= Friendship and Freedom =

American gay-interest newsletter

Friendship and Freedom, published from 1924 to 1925, was a short-lived American gay-interest newsletter published by the Chicago-based Society for Human Rights (SHR), the first recognized homosexual rights organization in the United States. Henry Gerber, founder of the Society for Human Rights, started publishing the newsletter using his personal typewriter. The purpose of the newsletter was to act as a forum of discussion among gay men. The first issue of the newsletter was published in 1924, and a total of only two issues were published. Friendship and Freedom was the first known gay-interest periodical in the United States. This periodical, along with Jim Kepner's Gay Fan and Lisa Ben's Vice Versa, is described by author of LGBT-issues James Thomas Sears as "amateurish". The title of the magazine, Friendship and Freedom, was directly translated from a 1920s German gay magazine, Freundschaft und Freiheit.

In the 1920s, the United States was less accepting of LGBT people compared to contemporaneous Germany, where many gay rights organization flourished during this period.
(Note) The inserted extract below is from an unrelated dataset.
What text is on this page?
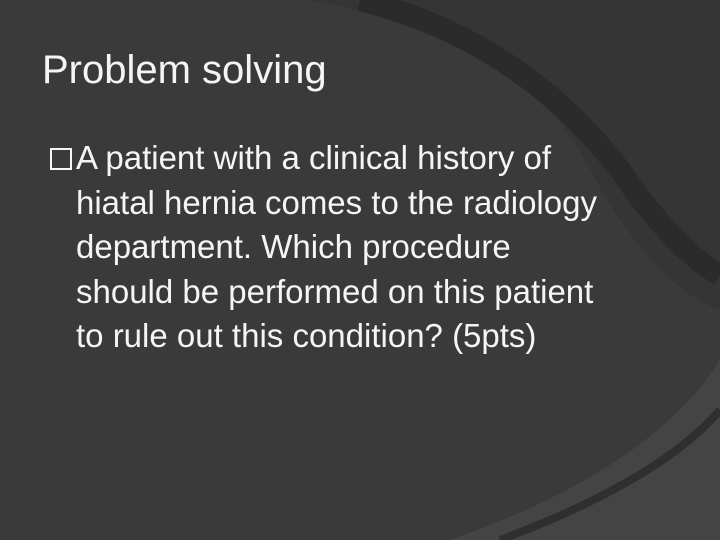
Problem solving
A patient with a clinical history of hiatal hernia comes to the radiology department. Which procedure should be performed on this patient to rule out this condition? (5pts)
As a result, Gerber's room in a boardinghouse was raided by the Chicago Police Department in July 1925, and everything associated with the publication of the newsletter, including Gerber's typewriter and his personal diaries, were seized. Gerber was thrown into jail for three days and the news of his arrest was published in the contemporary press with the headlines, "Strange Sex Cult Exposed." All copies of Friendship and Freedom that were not in circulation were seized by the police and destroyed.

No known copy of Friendship and Freedom survives today. Despite lack of any existing copy, the existence of this publication was verified by American LGBT historian Jonathan Ned Katz through a photograph published by sexologist and LGBT-rights advocate Magnus Hirschfeld in 1927 depicting homosexual publications, among them Friendship and Freedom.